No seu entender, a situação, além de ser “muitíssimo problemática do ponto de vista ético”, pode abrir dúvidas também no campo da legalidade. “Estamos a falar de ajuste diretos aparentemente feitos com o fracionamento dos contratos de prestação de serviços para impedir um concurso público, portanto, pode mesmo haver uma ilegalidade, como uma violação do código de contratação pública”, esclarece.
Acreditando que a lógica subjacente é alimentar redes clientelares e “ter quadros partidários pagos com dinheiro público”, o dirigente da Frente Cívica aponta que as próprias máquinas partidárias ao alimentarem-se deste tipo de avenças “tornam praticamente impossível escrutinar o trabalho político que é efetivamente feito”.
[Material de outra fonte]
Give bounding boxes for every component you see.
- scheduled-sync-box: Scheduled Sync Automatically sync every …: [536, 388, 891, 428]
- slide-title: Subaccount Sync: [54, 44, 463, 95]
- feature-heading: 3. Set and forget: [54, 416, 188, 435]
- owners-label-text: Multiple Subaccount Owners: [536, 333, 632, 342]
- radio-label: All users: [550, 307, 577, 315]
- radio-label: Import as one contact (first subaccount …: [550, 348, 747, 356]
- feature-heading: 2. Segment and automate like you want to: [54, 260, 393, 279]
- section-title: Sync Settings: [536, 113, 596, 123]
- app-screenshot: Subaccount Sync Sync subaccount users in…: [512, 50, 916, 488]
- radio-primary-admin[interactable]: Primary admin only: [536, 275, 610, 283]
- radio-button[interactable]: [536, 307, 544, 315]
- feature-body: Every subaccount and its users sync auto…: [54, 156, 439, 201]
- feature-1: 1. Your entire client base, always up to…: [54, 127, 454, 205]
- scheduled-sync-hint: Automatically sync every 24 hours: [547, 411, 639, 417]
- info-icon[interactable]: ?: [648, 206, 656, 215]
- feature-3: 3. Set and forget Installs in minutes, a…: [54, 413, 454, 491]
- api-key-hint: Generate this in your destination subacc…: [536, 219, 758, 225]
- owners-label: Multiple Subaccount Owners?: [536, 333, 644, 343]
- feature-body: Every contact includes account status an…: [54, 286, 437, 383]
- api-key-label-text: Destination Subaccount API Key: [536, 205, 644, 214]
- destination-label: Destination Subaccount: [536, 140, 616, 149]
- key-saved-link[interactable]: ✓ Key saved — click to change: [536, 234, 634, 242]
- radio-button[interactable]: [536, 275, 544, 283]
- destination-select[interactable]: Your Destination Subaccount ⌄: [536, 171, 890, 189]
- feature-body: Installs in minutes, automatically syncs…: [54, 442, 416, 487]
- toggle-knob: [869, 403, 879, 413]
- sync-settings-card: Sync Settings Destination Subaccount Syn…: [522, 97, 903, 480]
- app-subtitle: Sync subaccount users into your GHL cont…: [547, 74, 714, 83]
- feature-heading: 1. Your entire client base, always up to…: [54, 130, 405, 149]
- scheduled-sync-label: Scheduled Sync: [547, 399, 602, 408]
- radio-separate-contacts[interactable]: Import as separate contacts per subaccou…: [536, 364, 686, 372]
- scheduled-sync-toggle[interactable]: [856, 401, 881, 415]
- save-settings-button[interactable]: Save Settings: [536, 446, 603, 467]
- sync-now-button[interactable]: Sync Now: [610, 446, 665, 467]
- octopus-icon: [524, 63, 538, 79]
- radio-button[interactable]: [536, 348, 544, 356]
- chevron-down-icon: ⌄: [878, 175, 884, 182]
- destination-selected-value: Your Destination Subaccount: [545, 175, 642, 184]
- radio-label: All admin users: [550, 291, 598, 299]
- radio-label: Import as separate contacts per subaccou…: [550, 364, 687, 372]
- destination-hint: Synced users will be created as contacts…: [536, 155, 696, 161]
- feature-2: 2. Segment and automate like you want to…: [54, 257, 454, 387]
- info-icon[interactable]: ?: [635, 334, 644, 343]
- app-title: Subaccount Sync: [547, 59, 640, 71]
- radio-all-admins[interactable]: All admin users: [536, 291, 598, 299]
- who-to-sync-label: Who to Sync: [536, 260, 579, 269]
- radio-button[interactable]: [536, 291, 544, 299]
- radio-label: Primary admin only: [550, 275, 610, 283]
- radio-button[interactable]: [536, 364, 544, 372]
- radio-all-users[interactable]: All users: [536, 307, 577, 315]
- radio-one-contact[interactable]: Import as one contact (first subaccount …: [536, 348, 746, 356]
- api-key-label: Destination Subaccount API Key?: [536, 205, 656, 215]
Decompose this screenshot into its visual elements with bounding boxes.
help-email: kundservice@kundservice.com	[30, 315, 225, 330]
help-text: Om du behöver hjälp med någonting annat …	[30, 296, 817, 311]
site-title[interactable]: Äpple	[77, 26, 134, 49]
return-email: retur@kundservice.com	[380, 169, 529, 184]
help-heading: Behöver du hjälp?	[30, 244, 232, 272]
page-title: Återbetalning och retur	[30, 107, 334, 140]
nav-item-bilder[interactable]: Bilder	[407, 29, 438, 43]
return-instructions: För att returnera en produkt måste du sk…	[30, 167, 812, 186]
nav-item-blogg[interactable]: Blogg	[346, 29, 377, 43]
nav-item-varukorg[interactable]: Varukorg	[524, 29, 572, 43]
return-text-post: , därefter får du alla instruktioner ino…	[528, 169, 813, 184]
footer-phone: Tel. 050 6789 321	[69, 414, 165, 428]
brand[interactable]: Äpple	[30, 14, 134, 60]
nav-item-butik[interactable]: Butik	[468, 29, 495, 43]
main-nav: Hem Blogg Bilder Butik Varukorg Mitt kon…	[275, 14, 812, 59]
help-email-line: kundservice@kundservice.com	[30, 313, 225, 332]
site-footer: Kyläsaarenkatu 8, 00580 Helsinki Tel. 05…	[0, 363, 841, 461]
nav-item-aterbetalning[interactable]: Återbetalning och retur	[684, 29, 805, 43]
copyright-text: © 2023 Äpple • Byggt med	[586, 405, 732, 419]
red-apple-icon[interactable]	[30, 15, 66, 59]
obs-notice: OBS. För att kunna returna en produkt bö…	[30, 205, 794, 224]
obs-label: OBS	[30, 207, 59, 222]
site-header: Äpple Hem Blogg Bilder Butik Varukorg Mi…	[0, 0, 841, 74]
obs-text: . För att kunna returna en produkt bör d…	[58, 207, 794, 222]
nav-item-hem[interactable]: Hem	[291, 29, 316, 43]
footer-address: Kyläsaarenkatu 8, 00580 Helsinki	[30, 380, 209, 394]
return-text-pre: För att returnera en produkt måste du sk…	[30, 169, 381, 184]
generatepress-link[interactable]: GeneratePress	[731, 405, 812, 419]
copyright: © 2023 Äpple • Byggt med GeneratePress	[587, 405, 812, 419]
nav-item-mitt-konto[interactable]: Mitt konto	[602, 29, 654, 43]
“Muitas vezes a função que têm é muito mais partidária do que política na instituição pública que lhes está a pagar”, critica.
Novas eleições após renúncia Após ter sido reeleito no passado dia 4, Miguel Alves renunciou ao mandato de presidente da Federação Distrital do PS de Viana do Castelo. A estrutura socialista vai reunir-se com “urgência” para aprovar o calendário de novas eleições.
Em comunicado, o presidente da mesa da comissão política da Federação Distrital do PS de Viana do Castelo, Vítor Paulo Pereira, adianta que, no sábado, “mediante manifestação de vontade apresentada, por escrito”, Miguel Alves renunciou ao lugar de presidente que ocupava já há mais de seis anos.
“Como esta declaração unilateral de vontade não depende de aceitação externa, e o seu efeito se traduz na irreversibilidade e na cessação do exercício das funções que o cargo exige, convocarei uma reunião da Comissão Política da Federação, com caráter de urgência, para em tempo útil desconvocar o congresso distrital, que estava marcado, e aprovar o calendário das novas eleições”, esclarece na mesma nota.
Para Vítor Paulo Pereira, que é também presidente da Câmara de Paredes de Coura, “a palavra que se impõe é de agradecimento” a Miguel Alves “pelo trabalho que fez durante vários anos à frente da federação” e “que se traduziu num evidente ciclo de progresso e desenvolvimento para o distrito de Viana do Castelo”.
“Este ciclo que agora se encerra e o trabalho executado dignificou o PS e, por imperativo de justiça, impõe-se que seja feito esse reconhecimento público. Gratidão é o que devemos ao Dr. Miguel Alves”, refere ainda.